The clock resets to six minutes and Tommy is off.
As expected, the first few moves are easy, setting him up for the first crux. He easily drags the rope into the carabiner dangling by his shoulder. Tommy estimates that it’s been about thirty seconds by the time he makes it to the giant hold marked with a sign that marks the first point. And so it begins.
Reaching the crux, a move without any footholds, Tommy lets himself dangle for a fraction of a second longer than necessary. He basks in the feeling of his fingers wrapped around the rough, familiar texture of plastic rock, soaking in the sound of the crowd already falling away beneath him. Sure his coach might not have approved but he was a Big Man and he lived for moments like this.

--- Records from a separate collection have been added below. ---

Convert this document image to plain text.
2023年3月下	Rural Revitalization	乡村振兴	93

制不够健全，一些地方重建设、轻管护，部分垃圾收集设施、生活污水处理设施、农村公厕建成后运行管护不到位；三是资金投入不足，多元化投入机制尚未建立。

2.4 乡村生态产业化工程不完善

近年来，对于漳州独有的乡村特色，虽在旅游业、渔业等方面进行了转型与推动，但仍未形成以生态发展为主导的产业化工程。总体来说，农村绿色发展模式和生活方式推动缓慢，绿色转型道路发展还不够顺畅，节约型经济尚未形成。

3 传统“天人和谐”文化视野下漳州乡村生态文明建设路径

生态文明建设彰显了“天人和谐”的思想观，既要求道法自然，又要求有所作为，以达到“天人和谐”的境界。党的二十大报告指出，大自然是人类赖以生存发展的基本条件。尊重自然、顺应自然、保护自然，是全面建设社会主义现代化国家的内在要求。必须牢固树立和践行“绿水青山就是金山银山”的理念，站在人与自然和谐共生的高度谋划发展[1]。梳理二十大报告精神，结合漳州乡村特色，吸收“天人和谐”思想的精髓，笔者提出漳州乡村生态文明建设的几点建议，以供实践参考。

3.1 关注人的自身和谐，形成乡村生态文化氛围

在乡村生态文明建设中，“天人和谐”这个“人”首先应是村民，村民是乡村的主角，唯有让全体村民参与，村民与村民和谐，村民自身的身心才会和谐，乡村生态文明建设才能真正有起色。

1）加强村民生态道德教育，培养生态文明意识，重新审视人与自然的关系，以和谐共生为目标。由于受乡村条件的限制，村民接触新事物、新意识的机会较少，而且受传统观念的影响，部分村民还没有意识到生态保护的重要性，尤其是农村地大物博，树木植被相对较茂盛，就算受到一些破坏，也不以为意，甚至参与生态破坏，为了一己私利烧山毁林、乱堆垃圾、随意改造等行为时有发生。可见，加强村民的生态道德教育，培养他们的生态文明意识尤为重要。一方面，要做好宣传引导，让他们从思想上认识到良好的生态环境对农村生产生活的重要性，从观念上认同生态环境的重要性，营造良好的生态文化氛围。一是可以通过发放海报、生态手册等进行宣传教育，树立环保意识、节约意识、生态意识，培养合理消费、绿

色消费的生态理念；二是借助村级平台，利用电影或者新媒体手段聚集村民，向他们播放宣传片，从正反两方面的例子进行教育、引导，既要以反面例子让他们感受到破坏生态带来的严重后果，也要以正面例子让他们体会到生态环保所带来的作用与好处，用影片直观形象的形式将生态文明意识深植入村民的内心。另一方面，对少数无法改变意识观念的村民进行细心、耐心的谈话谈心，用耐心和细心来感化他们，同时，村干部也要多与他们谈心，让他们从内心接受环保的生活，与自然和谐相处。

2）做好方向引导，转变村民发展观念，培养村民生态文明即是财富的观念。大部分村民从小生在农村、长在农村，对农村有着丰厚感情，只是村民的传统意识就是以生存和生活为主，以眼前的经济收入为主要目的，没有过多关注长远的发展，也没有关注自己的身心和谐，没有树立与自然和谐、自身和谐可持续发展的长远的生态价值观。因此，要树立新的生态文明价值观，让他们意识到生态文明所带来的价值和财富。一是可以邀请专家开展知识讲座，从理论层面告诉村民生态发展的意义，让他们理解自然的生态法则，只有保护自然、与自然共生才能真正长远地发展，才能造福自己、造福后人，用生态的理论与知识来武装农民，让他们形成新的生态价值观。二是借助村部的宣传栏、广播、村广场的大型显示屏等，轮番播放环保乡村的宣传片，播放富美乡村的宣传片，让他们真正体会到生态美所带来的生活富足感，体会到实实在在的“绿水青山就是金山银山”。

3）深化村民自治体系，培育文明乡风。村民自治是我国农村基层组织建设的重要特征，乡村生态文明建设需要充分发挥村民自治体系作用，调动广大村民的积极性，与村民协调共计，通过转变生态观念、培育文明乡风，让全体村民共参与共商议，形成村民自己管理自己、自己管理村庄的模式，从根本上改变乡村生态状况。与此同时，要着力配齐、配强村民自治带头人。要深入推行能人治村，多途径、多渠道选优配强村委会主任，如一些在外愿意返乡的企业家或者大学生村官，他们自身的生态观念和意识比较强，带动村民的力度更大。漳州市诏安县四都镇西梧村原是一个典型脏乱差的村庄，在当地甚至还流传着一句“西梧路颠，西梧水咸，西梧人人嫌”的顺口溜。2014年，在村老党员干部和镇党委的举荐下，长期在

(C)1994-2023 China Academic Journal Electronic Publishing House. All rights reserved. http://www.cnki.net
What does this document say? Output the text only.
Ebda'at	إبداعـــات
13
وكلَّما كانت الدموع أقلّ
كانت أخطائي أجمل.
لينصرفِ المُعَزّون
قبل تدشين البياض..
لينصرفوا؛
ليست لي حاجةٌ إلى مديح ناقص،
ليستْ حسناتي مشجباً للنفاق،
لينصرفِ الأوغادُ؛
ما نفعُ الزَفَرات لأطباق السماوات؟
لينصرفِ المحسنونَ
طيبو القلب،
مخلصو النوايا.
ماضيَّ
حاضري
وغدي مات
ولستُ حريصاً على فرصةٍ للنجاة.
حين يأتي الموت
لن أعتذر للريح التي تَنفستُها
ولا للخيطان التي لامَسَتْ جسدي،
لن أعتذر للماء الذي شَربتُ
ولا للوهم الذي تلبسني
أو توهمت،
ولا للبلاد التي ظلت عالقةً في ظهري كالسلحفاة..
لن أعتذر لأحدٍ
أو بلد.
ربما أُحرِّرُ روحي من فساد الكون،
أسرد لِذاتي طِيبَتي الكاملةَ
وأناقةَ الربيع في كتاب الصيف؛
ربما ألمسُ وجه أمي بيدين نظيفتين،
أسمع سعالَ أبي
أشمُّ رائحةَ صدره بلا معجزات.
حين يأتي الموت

He swings his feet onto another giant hold and snags his fingertips on the next tiny ledge. Tommy flies up the wall, dancing between plastic holds without ever hesitating like this is what he was born to do. He cruises past holds marked with numbers, racking up points and quite literally climbing the ranks.
Tommy finds the crux after slipping the rope through the seventh carabiner clip. By now, his forearms have begun to ache and his breath comes in faster rhythms but he still feels in control. He slips the rope through the last clip before preparing for the insanity that is the move he is about to perform.
He dips his right hand into the chalk bag behind his back, hooks three fingers into the hold, forces himself to take a deep breath, and his world narrows to block out everything but himself, the wall, and the space in between.
When Tommy lets his feet swing out to his right, the crowd goes silent. His right heel presses against the top of another volcano-shaped hold and levers his body into an almost horizontal position. He lets go with his left hand.
Tommy hangs from three fingers and his heel as he reaches with his left hand for the same volcano-shaped hold that his foot currently occupies. Deep breaths.
He looks up and the crowd is in front of him.
From here, there are no more fancy acrobatics. Tommy can feel his strength being sapped from hanging with his entire body weight on his arms. He lets go with his right hand and lets himself swing around to face the wall again.
Tommy can feel his forearms burning now. He doesn’t know how much of his six minutes are remaining but he has no time to spare anyways.
He brings the rope through the second-to-last clip dangling in front of him and begins to wage war against the final stretch to the top.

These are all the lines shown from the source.